Because the life that you had before and thought you'd miss is gone and you honestly don't care that it is...
I love my little boy and I couldn't imagine life without him in it. It seems so strange to me that he wasn't around before last week. It feels like he's always been around, guess that's because he's a part of me.
I will cherish every day that I am given with him. I am truly blessed!
Thursday, October 4, 2012
Pregnancy Is Over!
Name: Seth Paul
Date of birth: 9/27/12
Time of birth: 9:37 p.m.
Weight: 8 lbs. 12 oz.
Height: 20 3/4 in.
9/27 my Dr. had scheduled me to get induced since I would be 41 weeks. So Miles and I went to the hospital at 7 a.m.
They checked my cervix and I was 1 1/2 cm. dilated so they inserted a pill to help me dilate. After about 2 hours they checked again and I was, I believe, 3 or 3 1/2 cm. dilated.
My Dr. asked if I would like my water broken or my epidural first. Knowing that after my water would break the contractions would only get worse I chose to get the epidural first so it would kick in before she broke my water.
So I got the epidural and really it was no more painful than getting the iv's in. The epidural is wonderful btw! The contractions were very painful at only 3 or 3 1/2 cm. so I'm so glad that the epidural exists and that it actually worked for me. Yes, you can feel pressure, but really no pain.
The Dr. had to be in surgery for a couple of hours and said she would break my water when she got out. So I waited. During my waiting one of the nurses checked my cervix and my water sack was bulging and it broke during the check.
Eventually I was dilated enough to start pushing and that's when the fun began. I was already exhausted and I kept falling asleep for a minute or two (or at least it felt like a minute or two). I pushed for 3 hours with the help of my husband and my mom coaching me and giving me support. Mom helped hold my left leg and Miles my right. The method of pushing was 3 10 second pushes per contraction (a few times there were 4) I could feel pressure, but no real pain besides my heartburn and upper back pain. Yeah, it was real fun to push with heartburn and upper back pain. I'm sure I would have had lower back pain too, but I couldn't feel it. Lol.
Seth's head wasn't positioned right, it was angled just a little bit off so they used the suction to help him out.
As said above at 9:37 p.m. my perfect, precious, gift from God was finally here.
They placed him on me and cleaned him off. Took him over to get checked, weighed, measured, etc.
While the nurses did that the Dr. and another nurse stitched me up. Since he was such a big baby I had a 3rd degree tear and it took them a little while to get me stitched up.

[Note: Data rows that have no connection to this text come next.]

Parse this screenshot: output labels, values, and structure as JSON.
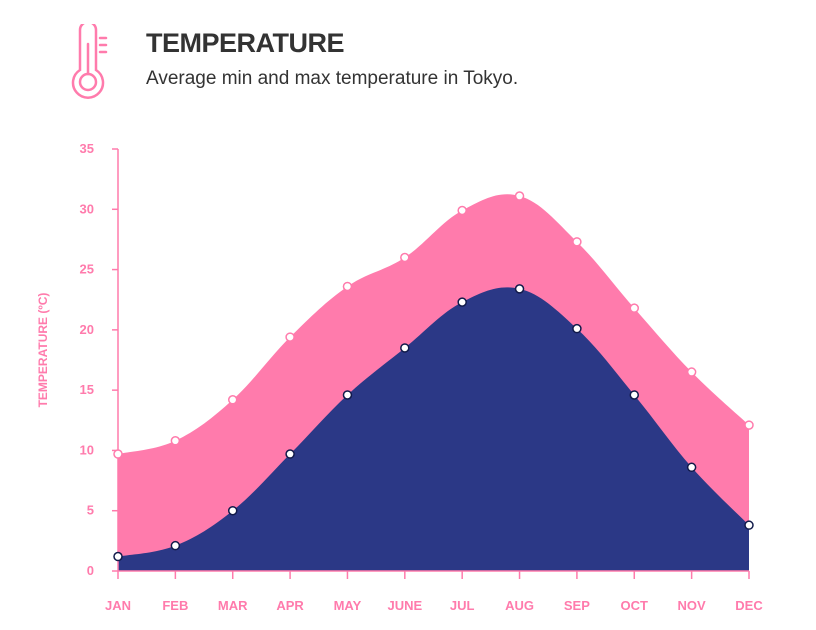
{
  "header": {
    "title": "TEMPERATURE",
    "subtitle": "Average min and max temperature in Tokyo.",
    "icon": "thermometer-icon"
  },
  "colors": {
    "max_area": "#ff7bac",
    "min_area": "#2b3886",
    "axis": "#ff7bac",
    "title_text": "#333333"
  },
  "chart_data": {
    "type": "area",
    "title": "",
    "xlabel": "",
    "ylabel": "TEMPERATURE (ºC)",
    "ylim": [
      0,
      35
    ],
    "yticks": [
      0,
      5,
      10,
      15,
      20,
      25,
      30,
      35
    ],
    "categories": [
      "JAN",
      "FEB",
      "MAR",
      "APR",
      "MAY",
      "JUNE",
      "JUL",
      "AUG",
      "SEP",
      "OCT",
      "NOV",
      "DEC"
    ],
    "grid": false,
    "legend": "none",
    "series": [
      {
        "key": "max",
        "values": [
          9.7,
          10.8,
          14.2,
          19.4,
          23.6,
          26.0,
          29.9,
          31.1,
          27.3,
          21.8,
          16.5,
          12.1
        ]
      },
      {
        "key": "min",
        "values": [
          1.2,
          2.1,
          5.0,
          9.7,
          14.6,
          18.5,
          22.3,
          23.4,
          20.1,
          14.6,
          8.6,
          3.8
        ]
      }
    ]
  }
}
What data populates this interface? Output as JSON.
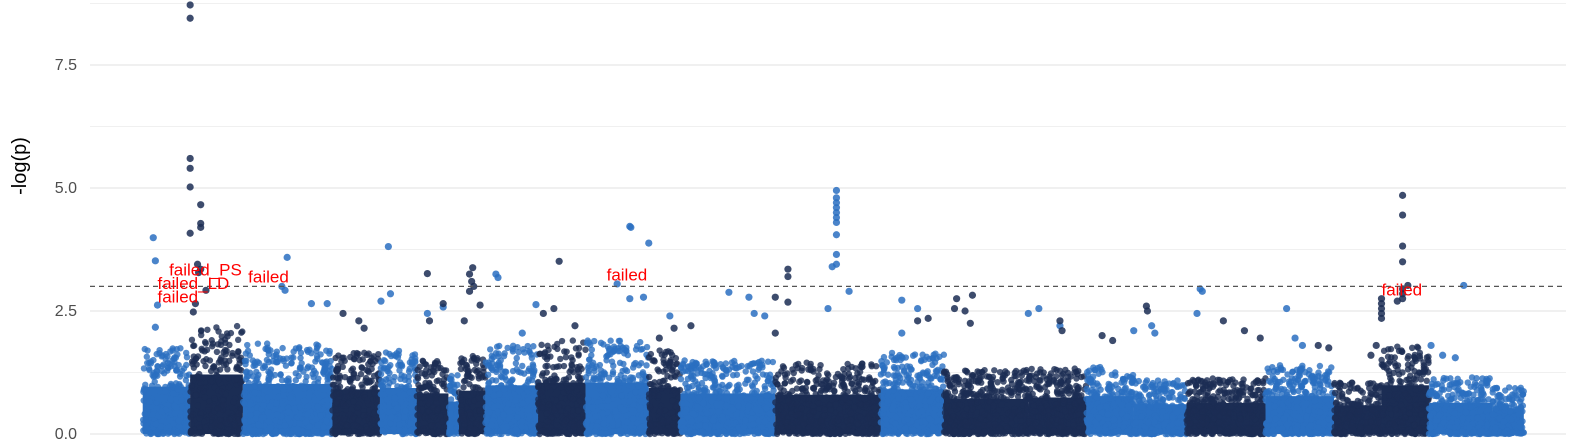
{
  "chart_data": {
    "type": "scatter",
    "title": "",
    "xlabel": "",
    "ylabel": "-log(p)",
    "ylim": [
      0,
      8.8
    ],
    "y_ticks": [
      "0.0",
      "2.5",
      "5.0",
      "7.5"
    ],
    "grid": true,
    "legend": "none",
    "threshold": {
      "value": 3.0,
      "style": "dashed"
    },
    "colors": {
      "light": "#2a6fc1",
      "dark": "#1b2d54",
      "threshold": "#555555",
      "annotation": "#ff0000",
      "grid": "#ebebeb"
    },
    "series": [
      {
        "color": "light",
        "points": [
          {
            "x": 0.01,
            "y": 3.99
          },
          {
            "x": 0.012,
            "y": 3.52
          },
          {
            "x": 0.014,
            "y": 2.62
          },
          {
            "x": 0.012,
            "y": 2.17
          },
          {
            "x": 0.137,
            "y": 3.59
          },
          {
            "x": 0.132,
            "y": 3.0
          },
          {
            "x": 0.135,
            "y": 2.92
          },
          {
            "x": 0.16,
            "y": 2.65
          },
          {
            "x": 0.175,
            "y": 2.65
          },
          {
            "x": 0.233,
            "y": 3.81
          },
          {
            "x": 0.235,
            "y": 2.85
          },
          {
            "x": 0.226,
            "y": 2.7
          },
          {
            "x": 0.27,
            "y": 2.45
          },
          {
            "x": 0.285,
            "y": 2.58
          },
          {
            "x": 0.335,
            "y": 3.25
          },
          {
            "x": 0.337,
            "y": 3.18
          },
          {
            "x": 0.36,
            "y": 2.05
          },
          {
            "x": 0.373,
            "y": 2.63
          },
          {
            "x": 0.462,
            "y": 4.22
          },
          {
            "x": 0.463,
            "y": 4.2
          },
          {
            "x": 0.48,
            "y": 3.88
          },
          {
            "x": 0.462,
            "y": 2.75
          },
          {
            "x": 0.45,
            "y": 3.05
          },
          {
            "x": 0.475,
            "y": 2.78
          },
          {
            "x": 0.5,
            "y": 2.4
          },
          {
            "x": 0.556,
            "y": 2.88
          },
          {
            "x": 0.575,
            "y": 2.78
          },
          {
            "x": 0.58,
            "y": 2.45
          },
          {
            "x": 0.59,
            "y": 2.4
          },
          {
            "x": 0.658,
            "y": 4.95
          },
          {
            "x": 0.658,
            "y": 4.8
          },
          {
            "x": 0.658,
            "y": 4.7
          },
          {
            "x": 0.658,
            "y": 4.6
          },
          {
            "x": 0.658,
            "y": 4.5
          },
          {
            "x": 0.658,
            "y": 4.4
          },
          {
            "x": 0.658,
            "y": 4.3
          },
          {
            "x": 0.658,
            "y": 4.05
          },
          {
            "x": 0.658,
            "y": 3.65
          },
          {
            "x": 0.658,
            "y": 3.45
          },
          {
            "x": 0.654,
            "y": 3.4
          },
          {
            "x": 0.67,
            "y": 2.9
          },
          {
            "x": 0.65,
            "y": 2.55
          },
          {
            "x": 0.72,
            "y": 2.72
          },
          {
            "x": 0.735,
            "y": 2.55
          },
          {
            "x": 0.72,
            "y": 2.05
          },
          {
            "x": 0.85,
            "y": 2.55
          },
          {
            "x": 0.84,
            "y": 2.45
          },
          {
            "x": 0.87,
            "y": 2.2
          },
          {
            "x": 0.957,
            "y": 2.2
          },
          {
            "x": 0.96,
            "y": 2.05
          },
          {
            "x": 0.94,
            "y": 2.1
          },
          {
            "x": 1.003,
            "y": 2.95
          },
          {
            "x": 1.005,
            "y": 2.9
          },
          {
            "x": 1.0,
            "y": 2.45
          },
          {
            "x": 1.085,
            "y": 2.55
          },
          {
            "x": 1.093,
            "y": 1.95
          },
          {
            "x": 1.1,
            "y": 1.8
          },
          {
            "x": 1.253,
            "y": 3.02
          },
          {
            "x": 1.222,
            "y": 1.8
          },
          {
            "x": 1.233,
            "y": 1.6
          },
          {
            "x": 1.245,
            "y": 1.55
          }
        ]
      },
      {
        "color": "dark",
        "points": [
          {
            "x": 0.045,
            "y": 8.72
          },
          {
            "x": 0.045,
            "y": 8.45
          },
          {
            "x": 0.045,
            "y": 5.6
          },
          {
            "x": 0.045,
            "y": 5.4
          },
          {
            "x": 0.045,
            "y": 5.02
          },
          {
            "x": 0.055,
            "y": 4.66
          },
          {
            "x": 0.055,
            "y": 4.28
          },
          {
            "x": 0.055,
            "y": 4.2
          },
          {
            "x": 0.045,
            "y": 4.08
          },
          {
            "x": 0.052,
            "y": 3.45
          },
          {
            "x": 0.055,
            "y": 3.35
          },
          {
            "x": 0.053,
            "y": 3.28
          },
          {
            "x": 0.06,
            "y": 2.92
          },
          {
            "x": 0.05,
            "y": 2.65
          },
          {
            "x": 0.048,
            "y": 2.48
          },
          {
            "x": 0.205,
            "y": 2.3
          },
          {
            "x": 0.21,
            "y": 2.15
          },
          {
            "x": 0.19,
            "y": 2.45
          },
          {
            "x": 0.27,
            "y": 3.26
          },
          {
            "x": 0.285,
            "y": 2.65
          },
          {
            "x": 0.272,
            "y": 2.3
          },
          {
            "x": 0.313,
            "y": 3.38
          },
          {
            "x": 0.31,
            "y": 3.25
          },
          {
            "x": 0.312,
            "y": 3.1
          },
          {
            "x": 0.314,
            "y": 3.0
          },
          {
            "x": 0.31,
            "y": 2.9
          },
          {
            "x": 0.32,
            "y": 2.62
          },
          {
            "x": 0.305,
            "y": 2.3
          },
          {
            "x": 0.395,
            "y": 3.51
          },
          {
            "x": 0.39,
            "y": 2.55
          },
          {
            "x": 0.38,
            "y": 2.45
          },
          {
            "x": 0.41,
            "y": 2.2
          },
          {
            "x": 0.504,
            "y": 2.15
          },
          {
            "x": 0.52,
            "y": 2.2
          },
          {
            "x": 0.49,
            "y": 1.95
          },
          {
            "x": 0.612,
            "y": 3.35
          },
          {
            "x": 0.612,
            "y": 3.2
          },
          {
            "x": 0.6,
            "y": 2.78
          },
          {
            "x": 0.612,
            "y": 2.68
          },
          {
            "x": 0.6,
            "y": 2.05
          },
          {
            "x": 0.735,
            "y": 2.3
          },
          {
            "x": 0.772,
            "y": 2.75
          },
          {
            "x": 0.77,
            "y": 2.55
          },
          {
            "x": 0.745,
            "y": 2.35
          },
          {
            "x": 0.785,
            "y": 2.25
          },
          {
            "x": 0.787,
            "y": 2.82
          },
          {
            "x": 0.78,
            "y": 2.5
          },
          {
            "x": 0.87,
            "y": 2.3
          },
          {
            "x": 0.872,
            "y": 2.1
          },
          {
            "x": 0.91,
            "y": 2.0
          },
          {
            "x": 0.92,
            "y": 1.9
          },
          {
            "x": 0.952,
            "y": 2.6
          },
          {
            "x": 0.953,
            "y": 2.5
          },
          {
            "x": 1.025,
            "y": 2.3
          },
          {
            "x": 1.045,
            "y": 2.1
          },
          {
            "x": 1.06,
            "y": 1.95
          },
          {
            "x": 1.115,
            "y": 1.8
          },
          {
            "x": 1.125,
            "y": 1.75
          },
          {
            "x": 1.195,
            "y": 4.85
          },
          {
            "x": 1.195,
            "y": 4.45
          },
          {
            "x": 1.195,
            "y": 3.82
          },
          {
            "x": 1.195,
            "y": 3.5
          },
          {
            "x": 1.2,
            "y": 3.02
          },
          {
            "x": 1.195,
            "y": 2.95
          },
          {
            "x": 1.195,
            "y": 2.85
          },
          {
            "x": 1.19,
            "y": 2.7
          },
          {
            "x": 1.195,
            "y": 2.75
          },
          {
            "x": 1.175,
            "y": 2.75
          },
          {
            "x": 1.175,
            "y": 2.65
          },
          {
            "x": 1.175,
            "y": 2.55
          },
          {
            "x": 1.175,
            "y": 2.45
          },
          {
            "x": 1.175,
            "y": 2.35
          },
          {
            "x": 1.17,
            "y": 1.8
          },
          {
            "x": 1.165,
            "y": 1.6
          }
        ]
      }
    ],
    "bands": [
      {
        "color": "light",
        "x0": 0.0,
        "x1": 0.045,
        "h": 1.75
      },
      {
        "color": "dark",
        "x0": 0.045,
        "x1": 0.095,
        "h": 2.2
      },
      {
        "color": "light",
        "x0": 0.095,
        "x1": 0.18,
        "h": 1.85
      },
      {
        "color": "dark",
        "x0": 0.18,
        "x1": 0.225,
        "h": 1.65
      },
      {
        "color": "light",
        "x0": 0.225,
        "x1": 0.26,
        "h": 1.7
      },
      {
        "color": "dark",
        "x0": 0.26,
        "x1": 0.29,
        "h": 1.5
      },
      {
        "color": "light",
        "x0": 0.29,
        "x1": 0.3,
        "h": 1.2
      },
      {
        "color": "dark",
        "x0": 0.3,
        "x1": 0.325,
        "h": 1.6
      },
      {
        "color": "light",
        "x0": 0.325,
        "x1": 0.375,
        "h": 1.8
      },
      {
        "color": "dark",
        "x0": 0.375,
        "x1": 0.42,
        "h": 1.9
      },
      {
        "color": "light",
        "x0": 0.42,
        "x1": 0.48,
        "h": 1.9
      },
      {
        "color": "dark",
        "x0": 0.48,
        "x1": 0.51,
        "h": 1.7
      },
      {
        "color": "light",
        "x0": 0.51,
        "x1": 0.6,
        "h": 1.5
      },
      {
        "color": "dark",
        "x0": 0.6,
        "x1": 0.7,
        "h": 1.45
      },
      {
        "color": "light",
        "x0": 0.7,
        "x1": 0.76,
        "h": 1.65
      },
      {
        "color": "dark",
        "x0": 0.76,
        "x1": 0.84,
        "h": 1.3
      },
      {
        "color": "dark",
        "x0": 0.84,
        "x1": 0.895,
        "h": 1.35
      },
      {
        "color": "light",
        "x0": 0.895,
        "x1": 0.94,
        "h": 1.4
      },
      {
        "color": "light",
        "x0": 0.94,
        "x1": 0.99,
        "h": 1.1
      },
      {
        "color": "dark",
        "x0": 0.99,
        "x1": 1.065,
        "h": 1.15
      },
      {
        "color": "light",
        "x0": 1.065,
        "x1": 1.13,
        "h": 1.4
      },
      {
        "color": "dark",
        "x0": 1.13,
        "x1": 1.175,
        "h": 1.05
      },
      {
        "color": "dark",
        "x0": 1.175,
        "x1": 1.22,
        "h": 1.8
      },
      {
        "color": "light",
        "x0": 1.22,
        "x1": 1.28,
        "h": 1.15
      },
      {
        "color": "light",
        "x0": 1.28,
        "x1": 1.31,
        "h": 0.95
      }
    ],
    "xlim": [
      -0.05,
      1.35
    ],
    "annotations": [
      {
        "text": "failed_PS",
        "x": 0.025,
        "y": 3.22
      },
      {
        "text": "failed_LD",
        "x": 0.014,
        "y": 2.95
      },
      {
        "text": "failed",
        "x": 0.014,
        "y": 2.67
      },
      {
        "text": "failed",
        "x": 0.1,
        "y": 3.08
      },
      {
        "text": "failed",
        "x": 0.44,
        "y": 3.12
      },
      {
        "text": "failed",
        "x": 1.175,
        "y": 2.82
      }
    ]
  }
}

Luckily I was still numb from the epidural so I could feel that they were doing something and I knew what they were doing, but it didn't hurt.

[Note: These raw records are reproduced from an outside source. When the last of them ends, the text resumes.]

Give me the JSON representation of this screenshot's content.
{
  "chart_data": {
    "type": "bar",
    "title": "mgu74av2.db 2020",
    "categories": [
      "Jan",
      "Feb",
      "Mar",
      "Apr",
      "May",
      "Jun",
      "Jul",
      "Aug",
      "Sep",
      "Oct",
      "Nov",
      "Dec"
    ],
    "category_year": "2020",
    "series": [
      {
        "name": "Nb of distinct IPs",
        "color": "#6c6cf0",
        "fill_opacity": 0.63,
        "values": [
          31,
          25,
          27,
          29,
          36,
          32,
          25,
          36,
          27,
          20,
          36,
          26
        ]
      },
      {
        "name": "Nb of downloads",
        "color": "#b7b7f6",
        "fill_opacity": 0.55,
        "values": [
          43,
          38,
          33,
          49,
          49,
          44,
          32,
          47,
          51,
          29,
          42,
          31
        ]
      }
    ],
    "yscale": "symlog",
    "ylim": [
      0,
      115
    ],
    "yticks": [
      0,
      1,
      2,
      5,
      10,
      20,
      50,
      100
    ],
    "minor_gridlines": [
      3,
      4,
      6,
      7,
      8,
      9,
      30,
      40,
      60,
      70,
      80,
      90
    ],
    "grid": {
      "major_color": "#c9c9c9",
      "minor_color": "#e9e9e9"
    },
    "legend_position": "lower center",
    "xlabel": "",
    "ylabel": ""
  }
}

I was in and out during the whole day so I'm sorry that I can't really give you times and whole lot of detail, but I'm giving you what I know. I'm sure my husband and my mother could tell the story better, but I'm the blogger so it's my version of the story that you get.

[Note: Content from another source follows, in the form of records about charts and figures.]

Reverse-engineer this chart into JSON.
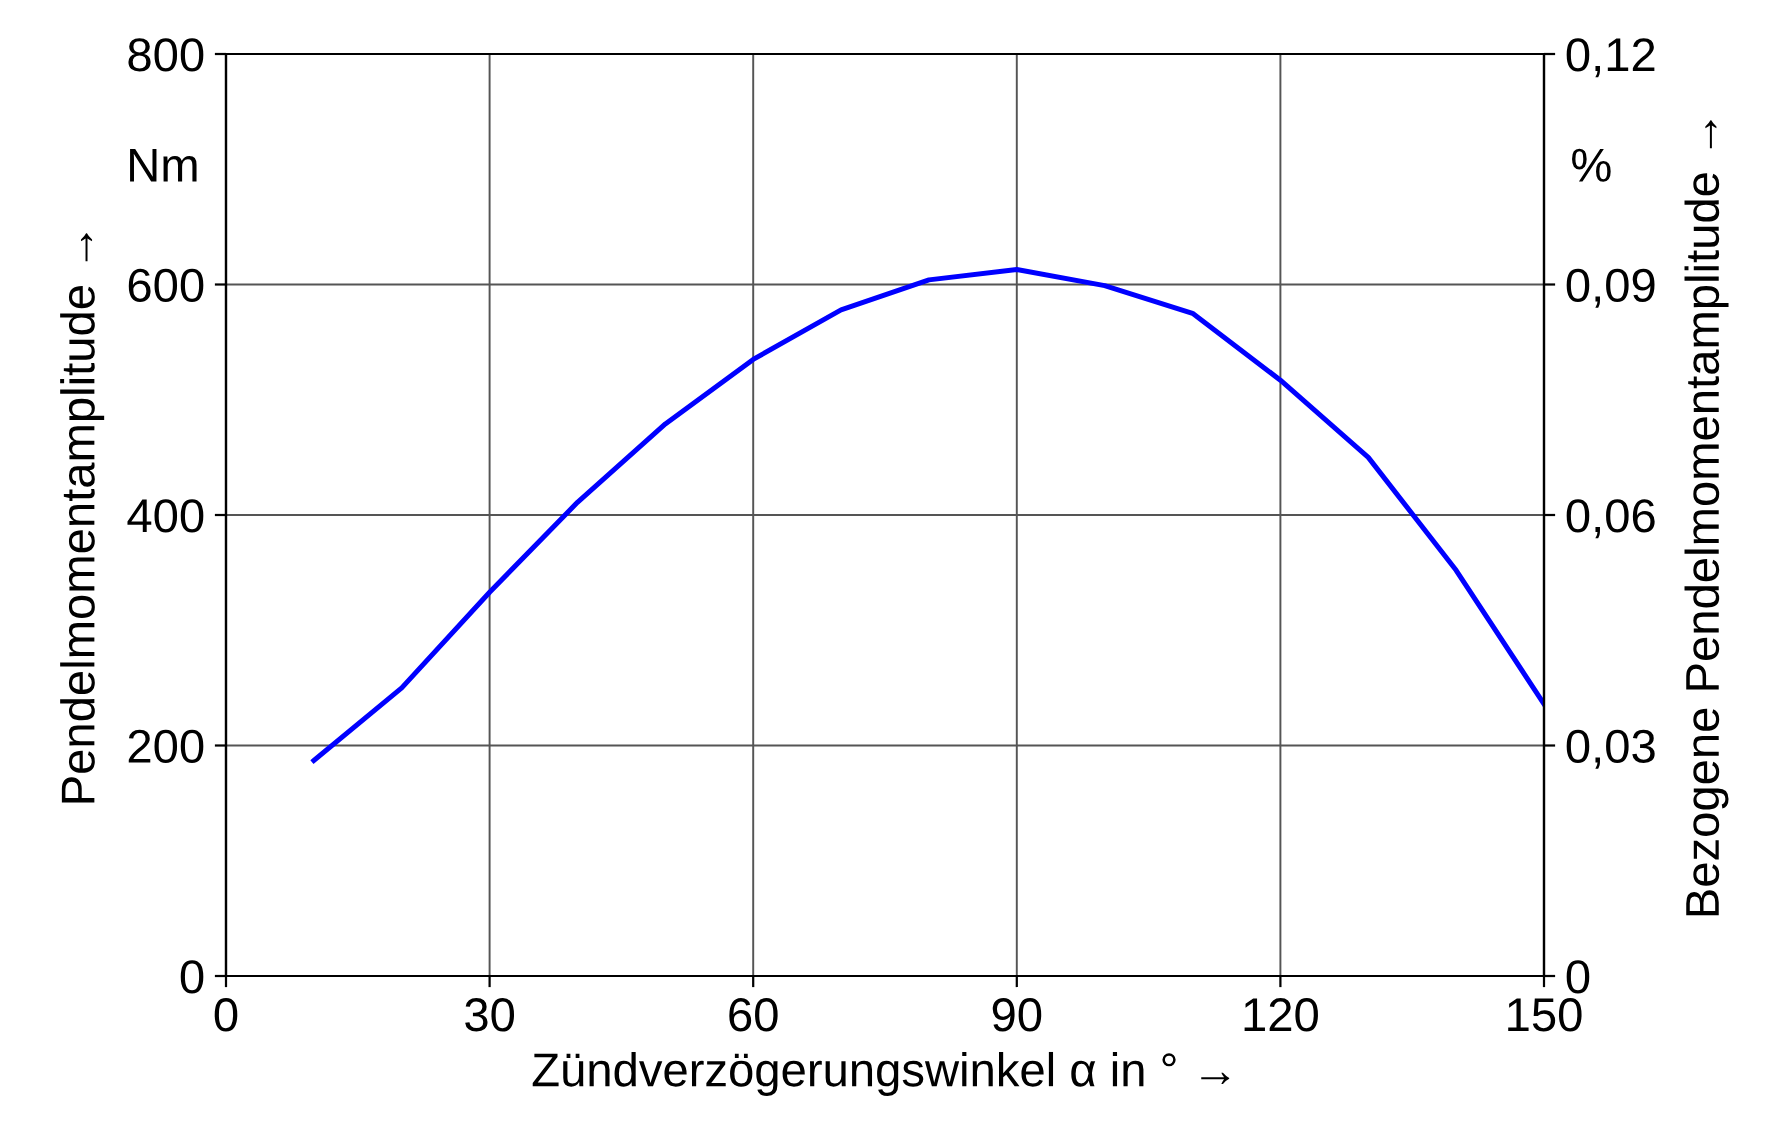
{
  "chart_data": {
    "type": "line",
    "xlabel": "Zündverzögerungswinkel α in ° →",
    "ylabel": "Pendelmomentamplitude →",
    "y2label": "Bezogene Pendelmomentamplitude →",
    "x": [
      10,
      20,
      30,
      40,
      50,
      60,
      70,
      80,
      90,
      100,
      110,
      120,
      130,
      140,
      150
    ],
    "series": [
      {
        "color": "#0000ff",
        "values": [
          187,
          250,
          333,
          411,
          479,
          535,
          578,
          604,
          613,
          599,
          575,
          517,
          450,
          352,
          236
        ]
      }
    ],
    "xlim": [
      0,
      150
    ],
    "xticks": [
      0,
      30,
      60,
      90,
      120,
      150
    ],
    "ylim": [
      0,
      800
    ],
    "yticks": [
      0,
      200,
      400,
      600,
      800
    ],
    "y2lim": [
      0,
      0.12
    ],
    "y2ticks": [
      0,
      {
        "value": 0.03,
        "label": "0,03"
      },
      {
        "value": 0.06,
        "label": "0,06"
      },
      {
        "value": 0.09,
        "label": "0,09"
      },
      {
        "value": 0.12,
        "label": "0,12"
      }
    ],
    "annotations": [
      "Nm",
      "%"
    ],
    "grid": true,
    "legend": false,
    "marker": "none",
    "line_style": "solid"
  }
}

So it's a week later and I'm still sore, but it gets better and better each day. I know soon I'll be back to normal and that the stitches will dissolve soon. I can't wait!
I'm having a hard time believing that a week has passed already and that I'm a mommy! I'm sure it will eventually fully hit me that I'm a mommy, but I'm not sure when that's going to happen.
Seth is a great baby! I could not have asked for a better baby. He sleeps almost the whole night, he doesn't fuss unless he's hungry or gassy, he burps pretty easily (most of the time), smiles and makes faces a lot, etc. I absolutely love him!
I love being a mommy! And my husband loves being a daddy! He's on FMLA for 2 weeks, which he only has 1 week left now :( I've so enjoyed having him at home! I'm glad he was able to take off 2 weeks, but since it isn't paid I'll feel a bit better (financially) when he goes back to work. I will miss having him here!
It will be different taking care of Seth with absolutely no help.. like for someone to watch him when I need to go to the bathroom and such things. I'm sure we'll be fine though. I'll get used to that just like I've gotten used to (as much as possible) getting up to take care of Seth in the middle of the night.
Btw as much as I may hurt from my 3rd degree tear I'd still do it again, it was worth it!